HCOOH normalized excess mixing ratios (NEMRs) relative to CO as a function of transport time for ATom plumes, and comparison to prior studies. Transport times (ND: not determined) are estimated based on back trajectory analysis as described in-text. Colored dots indicate fire plumes and plumes with anthropogenic influence (grey). Plumes marked with an “×” denote encounters after a mid-flight instrumental change on 05/14/2018 (see text). Also shown are primary HCOOH emission ratios (ER) as compiled by Andreae (2019) and Akagi et al. (2011), and HCOOH NEMR estimates inferred from prior atmospheric observations. These include: aircraft studies featuring downwind plume sampling (up to 4.5 hours aging)^{, , ,} , ground-based remote sensing by Fourier transform infrared spectrometry (g-FTIR)^{, –}, and space-based observations from the ACE-FTS^{, , , , ,} , and TES/IASI satellite instruments^{, ,} .

Figure 7.

Aged west African fire plumes sampled on 05/14/2018. Panels (a) and (b) show HCOOH, HCN, CO, and BC time series for the entire flight, with 7 plume intercepts (#37–43) marked inset. An additional plume (between #38 and #39) was encountered during an HCOOH instrumental zero and is therefore omitted.

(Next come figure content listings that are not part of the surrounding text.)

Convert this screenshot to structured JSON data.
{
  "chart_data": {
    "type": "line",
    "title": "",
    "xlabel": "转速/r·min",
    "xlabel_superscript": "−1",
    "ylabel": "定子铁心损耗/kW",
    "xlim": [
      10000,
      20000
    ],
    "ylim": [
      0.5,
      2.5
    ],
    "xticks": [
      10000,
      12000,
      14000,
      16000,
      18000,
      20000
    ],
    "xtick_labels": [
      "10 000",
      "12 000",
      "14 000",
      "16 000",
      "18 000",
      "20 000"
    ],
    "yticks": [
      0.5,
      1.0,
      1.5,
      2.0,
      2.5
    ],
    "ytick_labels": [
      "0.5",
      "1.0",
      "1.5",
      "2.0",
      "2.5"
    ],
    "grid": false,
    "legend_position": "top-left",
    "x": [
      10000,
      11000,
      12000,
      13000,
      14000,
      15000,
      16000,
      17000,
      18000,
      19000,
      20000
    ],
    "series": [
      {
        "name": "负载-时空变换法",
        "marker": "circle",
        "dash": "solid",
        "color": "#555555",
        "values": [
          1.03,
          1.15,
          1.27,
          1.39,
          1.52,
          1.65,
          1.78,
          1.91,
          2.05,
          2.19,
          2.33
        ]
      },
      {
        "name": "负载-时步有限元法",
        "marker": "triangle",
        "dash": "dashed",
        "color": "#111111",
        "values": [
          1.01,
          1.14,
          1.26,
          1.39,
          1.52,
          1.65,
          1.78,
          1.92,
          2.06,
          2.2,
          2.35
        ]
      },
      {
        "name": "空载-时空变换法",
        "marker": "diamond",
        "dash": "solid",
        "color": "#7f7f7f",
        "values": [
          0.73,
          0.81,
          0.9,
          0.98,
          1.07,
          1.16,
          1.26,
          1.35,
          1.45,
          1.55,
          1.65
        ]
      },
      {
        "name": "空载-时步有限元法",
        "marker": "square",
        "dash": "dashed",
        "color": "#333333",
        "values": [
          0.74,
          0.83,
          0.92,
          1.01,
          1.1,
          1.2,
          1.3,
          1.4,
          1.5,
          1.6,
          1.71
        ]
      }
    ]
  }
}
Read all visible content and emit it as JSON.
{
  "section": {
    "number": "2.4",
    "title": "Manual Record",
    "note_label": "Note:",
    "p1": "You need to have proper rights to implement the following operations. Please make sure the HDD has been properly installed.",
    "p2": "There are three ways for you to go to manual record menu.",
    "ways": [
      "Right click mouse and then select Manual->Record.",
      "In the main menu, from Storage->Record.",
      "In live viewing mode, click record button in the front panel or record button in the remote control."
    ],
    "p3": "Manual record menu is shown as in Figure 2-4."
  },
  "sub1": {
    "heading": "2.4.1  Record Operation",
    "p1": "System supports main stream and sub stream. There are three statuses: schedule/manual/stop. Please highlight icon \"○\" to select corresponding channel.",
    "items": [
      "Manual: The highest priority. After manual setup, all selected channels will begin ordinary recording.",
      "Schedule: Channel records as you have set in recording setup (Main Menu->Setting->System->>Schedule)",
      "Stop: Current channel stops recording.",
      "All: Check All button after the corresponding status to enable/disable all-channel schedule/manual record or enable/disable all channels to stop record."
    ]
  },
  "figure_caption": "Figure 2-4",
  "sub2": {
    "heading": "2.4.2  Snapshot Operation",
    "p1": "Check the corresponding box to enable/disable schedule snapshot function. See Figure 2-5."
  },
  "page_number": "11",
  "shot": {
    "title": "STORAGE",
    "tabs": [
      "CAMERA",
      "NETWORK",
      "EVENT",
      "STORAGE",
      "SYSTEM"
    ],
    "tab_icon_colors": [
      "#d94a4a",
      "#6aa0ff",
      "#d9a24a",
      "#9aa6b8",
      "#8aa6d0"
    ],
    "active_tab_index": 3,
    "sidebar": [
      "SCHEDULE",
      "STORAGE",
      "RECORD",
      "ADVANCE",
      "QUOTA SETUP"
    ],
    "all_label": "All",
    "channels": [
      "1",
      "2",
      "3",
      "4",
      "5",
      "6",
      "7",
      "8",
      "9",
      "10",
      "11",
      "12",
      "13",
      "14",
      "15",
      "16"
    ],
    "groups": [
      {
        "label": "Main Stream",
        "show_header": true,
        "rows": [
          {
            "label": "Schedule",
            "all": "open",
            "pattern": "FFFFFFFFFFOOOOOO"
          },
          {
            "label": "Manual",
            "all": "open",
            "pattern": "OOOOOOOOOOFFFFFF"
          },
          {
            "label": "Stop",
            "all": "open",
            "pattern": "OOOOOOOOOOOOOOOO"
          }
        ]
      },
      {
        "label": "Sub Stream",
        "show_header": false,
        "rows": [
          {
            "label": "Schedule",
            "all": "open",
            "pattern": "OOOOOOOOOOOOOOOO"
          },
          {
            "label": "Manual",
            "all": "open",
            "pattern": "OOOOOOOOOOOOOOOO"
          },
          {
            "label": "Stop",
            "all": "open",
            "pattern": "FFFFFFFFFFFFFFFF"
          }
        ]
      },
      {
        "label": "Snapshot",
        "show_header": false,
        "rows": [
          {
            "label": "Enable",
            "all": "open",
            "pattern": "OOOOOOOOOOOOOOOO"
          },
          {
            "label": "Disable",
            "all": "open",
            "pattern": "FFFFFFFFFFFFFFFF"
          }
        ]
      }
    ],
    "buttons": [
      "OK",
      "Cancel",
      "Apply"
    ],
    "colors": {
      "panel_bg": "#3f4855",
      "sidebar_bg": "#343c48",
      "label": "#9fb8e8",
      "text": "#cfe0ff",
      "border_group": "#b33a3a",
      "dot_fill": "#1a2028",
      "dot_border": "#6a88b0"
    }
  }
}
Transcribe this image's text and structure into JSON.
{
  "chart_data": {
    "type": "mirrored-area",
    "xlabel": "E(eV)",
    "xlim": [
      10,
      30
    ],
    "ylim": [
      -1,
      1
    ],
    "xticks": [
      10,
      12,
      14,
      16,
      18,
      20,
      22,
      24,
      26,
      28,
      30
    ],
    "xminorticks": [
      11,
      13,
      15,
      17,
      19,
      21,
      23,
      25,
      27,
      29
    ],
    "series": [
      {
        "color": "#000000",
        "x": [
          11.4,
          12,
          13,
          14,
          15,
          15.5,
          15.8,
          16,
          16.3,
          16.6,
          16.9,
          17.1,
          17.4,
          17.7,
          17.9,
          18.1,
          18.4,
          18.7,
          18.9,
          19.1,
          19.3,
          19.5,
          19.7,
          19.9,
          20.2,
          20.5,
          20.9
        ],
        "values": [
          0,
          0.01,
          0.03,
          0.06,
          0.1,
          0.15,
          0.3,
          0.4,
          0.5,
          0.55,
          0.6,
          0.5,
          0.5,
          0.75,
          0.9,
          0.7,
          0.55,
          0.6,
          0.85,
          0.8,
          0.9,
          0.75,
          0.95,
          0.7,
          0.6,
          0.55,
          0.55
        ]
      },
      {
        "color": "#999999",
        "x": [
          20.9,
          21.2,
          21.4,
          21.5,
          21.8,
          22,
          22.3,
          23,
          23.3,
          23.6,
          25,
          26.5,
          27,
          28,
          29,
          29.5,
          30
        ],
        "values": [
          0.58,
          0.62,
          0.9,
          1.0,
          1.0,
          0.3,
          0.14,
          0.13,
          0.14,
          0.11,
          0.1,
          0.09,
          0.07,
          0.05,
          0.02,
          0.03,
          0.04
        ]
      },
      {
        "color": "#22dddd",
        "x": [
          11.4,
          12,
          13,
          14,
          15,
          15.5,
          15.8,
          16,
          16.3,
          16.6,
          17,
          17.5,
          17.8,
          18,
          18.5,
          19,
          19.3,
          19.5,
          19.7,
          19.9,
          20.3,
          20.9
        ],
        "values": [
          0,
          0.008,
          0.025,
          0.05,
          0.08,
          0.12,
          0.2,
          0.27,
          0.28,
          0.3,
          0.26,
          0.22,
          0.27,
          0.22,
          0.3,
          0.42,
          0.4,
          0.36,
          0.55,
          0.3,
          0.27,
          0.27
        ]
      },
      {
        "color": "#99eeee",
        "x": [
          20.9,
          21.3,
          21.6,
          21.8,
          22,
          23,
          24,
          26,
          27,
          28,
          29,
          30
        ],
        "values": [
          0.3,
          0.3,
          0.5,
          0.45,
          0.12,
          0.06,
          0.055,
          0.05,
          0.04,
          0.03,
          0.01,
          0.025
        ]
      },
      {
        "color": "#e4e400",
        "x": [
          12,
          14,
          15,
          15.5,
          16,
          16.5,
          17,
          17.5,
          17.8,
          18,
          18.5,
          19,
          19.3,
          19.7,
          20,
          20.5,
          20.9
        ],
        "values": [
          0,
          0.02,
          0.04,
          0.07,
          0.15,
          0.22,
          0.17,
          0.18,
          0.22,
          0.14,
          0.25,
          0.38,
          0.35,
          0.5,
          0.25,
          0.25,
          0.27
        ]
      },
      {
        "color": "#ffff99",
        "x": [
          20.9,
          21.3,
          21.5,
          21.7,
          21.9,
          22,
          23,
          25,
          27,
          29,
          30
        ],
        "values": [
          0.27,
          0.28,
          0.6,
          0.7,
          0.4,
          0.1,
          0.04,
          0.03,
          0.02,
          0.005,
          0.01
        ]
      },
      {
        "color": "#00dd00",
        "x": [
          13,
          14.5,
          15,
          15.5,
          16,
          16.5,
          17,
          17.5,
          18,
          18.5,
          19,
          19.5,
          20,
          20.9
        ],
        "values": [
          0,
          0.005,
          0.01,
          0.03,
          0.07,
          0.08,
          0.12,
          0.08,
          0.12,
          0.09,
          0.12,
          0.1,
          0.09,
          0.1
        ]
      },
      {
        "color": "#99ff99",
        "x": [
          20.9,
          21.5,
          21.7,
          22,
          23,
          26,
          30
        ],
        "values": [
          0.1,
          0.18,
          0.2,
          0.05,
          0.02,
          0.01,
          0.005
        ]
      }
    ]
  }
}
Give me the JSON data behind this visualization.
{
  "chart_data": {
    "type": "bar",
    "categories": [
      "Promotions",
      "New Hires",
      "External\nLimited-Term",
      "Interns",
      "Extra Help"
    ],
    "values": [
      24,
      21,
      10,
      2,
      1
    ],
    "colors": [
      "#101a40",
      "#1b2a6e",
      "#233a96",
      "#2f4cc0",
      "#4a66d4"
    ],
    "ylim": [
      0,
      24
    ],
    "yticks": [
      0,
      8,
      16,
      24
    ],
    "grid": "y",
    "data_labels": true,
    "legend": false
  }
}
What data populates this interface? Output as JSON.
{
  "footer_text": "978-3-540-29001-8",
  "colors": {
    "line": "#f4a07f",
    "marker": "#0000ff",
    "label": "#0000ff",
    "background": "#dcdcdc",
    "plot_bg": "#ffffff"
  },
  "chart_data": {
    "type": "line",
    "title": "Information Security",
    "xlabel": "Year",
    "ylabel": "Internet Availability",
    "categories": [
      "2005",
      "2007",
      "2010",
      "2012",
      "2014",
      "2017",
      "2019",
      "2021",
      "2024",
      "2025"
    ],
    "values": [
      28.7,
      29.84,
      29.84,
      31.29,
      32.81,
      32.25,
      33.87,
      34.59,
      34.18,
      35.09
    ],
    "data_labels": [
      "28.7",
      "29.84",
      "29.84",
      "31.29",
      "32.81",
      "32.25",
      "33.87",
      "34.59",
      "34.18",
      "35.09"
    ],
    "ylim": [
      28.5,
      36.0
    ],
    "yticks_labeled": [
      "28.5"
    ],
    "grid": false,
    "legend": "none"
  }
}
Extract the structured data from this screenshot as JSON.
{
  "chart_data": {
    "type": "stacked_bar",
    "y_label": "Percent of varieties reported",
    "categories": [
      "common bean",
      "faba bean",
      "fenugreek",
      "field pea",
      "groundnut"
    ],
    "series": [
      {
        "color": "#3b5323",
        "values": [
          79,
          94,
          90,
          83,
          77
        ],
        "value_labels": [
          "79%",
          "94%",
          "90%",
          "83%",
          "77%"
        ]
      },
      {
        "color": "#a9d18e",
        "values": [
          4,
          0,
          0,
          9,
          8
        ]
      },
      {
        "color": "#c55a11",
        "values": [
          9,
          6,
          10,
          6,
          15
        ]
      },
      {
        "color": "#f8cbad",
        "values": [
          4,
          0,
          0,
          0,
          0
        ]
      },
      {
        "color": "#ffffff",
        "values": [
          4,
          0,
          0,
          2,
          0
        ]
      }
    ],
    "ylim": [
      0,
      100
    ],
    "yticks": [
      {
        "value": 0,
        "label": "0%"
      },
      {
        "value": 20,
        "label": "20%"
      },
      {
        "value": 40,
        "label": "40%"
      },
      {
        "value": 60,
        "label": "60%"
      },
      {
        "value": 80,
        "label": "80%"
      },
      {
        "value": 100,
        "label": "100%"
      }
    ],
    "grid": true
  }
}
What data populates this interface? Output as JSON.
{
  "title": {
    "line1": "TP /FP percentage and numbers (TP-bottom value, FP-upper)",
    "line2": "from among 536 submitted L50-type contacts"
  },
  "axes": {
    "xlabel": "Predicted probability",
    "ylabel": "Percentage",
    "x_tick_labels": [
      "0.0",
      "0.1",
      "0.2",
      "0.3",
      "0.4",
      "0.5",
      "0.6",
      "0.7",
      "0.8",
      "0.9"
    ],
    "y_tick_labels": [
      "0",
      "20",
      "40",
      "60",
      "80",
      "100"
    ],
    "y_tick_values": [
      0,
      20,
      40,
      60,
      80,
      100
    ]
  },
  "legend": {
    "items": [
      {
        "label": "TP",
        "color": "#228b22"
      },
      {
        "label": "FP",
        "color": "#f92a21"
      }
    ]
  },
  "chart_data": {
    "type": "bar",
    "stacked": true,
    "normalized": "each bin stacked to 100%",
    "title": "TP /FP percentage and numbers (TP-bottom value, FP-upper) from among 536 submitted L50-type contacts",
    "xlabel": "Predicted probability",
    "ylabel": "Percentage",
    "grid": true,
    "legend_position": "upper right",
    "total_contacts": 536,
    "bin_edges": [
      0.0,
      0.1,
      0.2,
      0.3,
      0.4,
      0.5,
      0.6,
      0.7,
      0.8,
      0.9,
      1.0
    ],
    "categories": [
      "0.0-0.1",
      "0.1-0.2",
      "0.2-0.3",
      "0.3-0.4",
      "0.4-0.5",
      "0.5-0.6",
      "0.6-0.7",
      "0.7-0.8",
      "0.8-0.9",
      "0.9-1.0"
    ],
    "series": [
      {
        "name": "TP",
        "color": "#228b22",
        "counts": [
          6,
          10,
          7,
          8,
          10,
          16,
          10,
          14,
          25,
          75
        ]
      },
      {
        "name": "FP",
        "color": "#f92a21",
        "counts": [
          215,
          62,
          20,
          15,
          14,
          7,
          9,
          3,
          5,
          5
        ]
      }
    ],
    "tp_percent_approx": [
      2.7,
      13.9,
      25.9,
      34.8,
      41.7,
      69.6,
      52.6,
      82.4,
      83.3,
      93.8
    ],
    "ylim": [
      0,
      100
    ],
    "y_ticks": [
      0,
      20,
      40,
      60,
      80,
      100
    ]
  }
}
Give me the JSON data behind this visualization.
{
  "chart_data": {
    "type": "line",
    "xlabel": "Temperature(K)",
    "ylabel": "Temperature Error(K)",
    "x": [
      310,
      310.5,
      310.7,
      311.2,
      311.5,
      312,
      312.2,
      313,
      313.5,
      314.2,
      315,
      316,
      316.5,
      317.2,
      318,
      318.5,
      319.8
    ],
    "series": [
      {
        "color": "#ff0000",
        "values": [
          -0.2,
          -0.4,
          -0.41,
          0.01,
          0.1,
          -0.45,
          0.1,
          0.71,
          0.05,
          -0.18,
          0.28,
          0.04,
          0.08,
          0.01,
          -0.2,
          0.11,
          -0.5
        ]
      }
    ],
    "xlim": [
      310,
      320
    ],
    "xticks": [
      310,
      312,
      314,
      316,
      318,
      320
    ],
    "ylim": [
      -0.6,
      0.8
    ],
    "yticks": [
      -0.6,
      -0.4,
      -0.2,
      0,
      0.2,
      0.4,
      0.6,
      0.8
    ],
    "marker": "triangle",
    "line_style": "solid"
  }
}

Panel (c) shows HYSPLIT back trajectories (red, 1-day interval marked) for 3 example plume intercepts. Panels (d)–(k) show correlations between select pyrogenic species and CO for all plume intercepts. The resulting NEMR range (obtained from the regression slopes for the 7 plume intercepts) is compared to expected primary emission ratios (ER, shaded in grey) for that species based on compiled data ranges for relevant fuel types (forests, savanna and grassland, and agricultural residue). For TOGA-measured species only plume intercepts including 3 or more data points (#37, #38, #40, #41) are retained for NEMR analysis. Convective influence is negligible for these plumes based on back trajectory analysis. The lifetime (unit: days) is shown for each species with respect to its dominant loss pathway^{, –}. An OH concentration of 2×10⁶ molecule/cm³ is used to calculate nominal lifetimes to OH oxidation^, .

Figure 8.

Gas-phase reactive organic carbon (gROC) composition in ATom-3 and ATom-4 fire plumes. Grey shaded plume intercept numbers are plumes with anthropogenic influence. Identified plumes (filled red circles) are denoted along the flight tracks (orange lines) with associated back trajectory clusters colored by the time since most recent fire influence. Plumes and trajectories shown are restricted to those with identified fire influence within the previous 10 days. Pie charts show in-plume gROC speciation on an NEMR basis (ppt C/ppb CO). VOCs that are measured only with the WAS system are omitted here for consistency across plumes; Figure S5 includes such species when available. See Figure S6 for a version of this figure that includes submicron aerosol OC.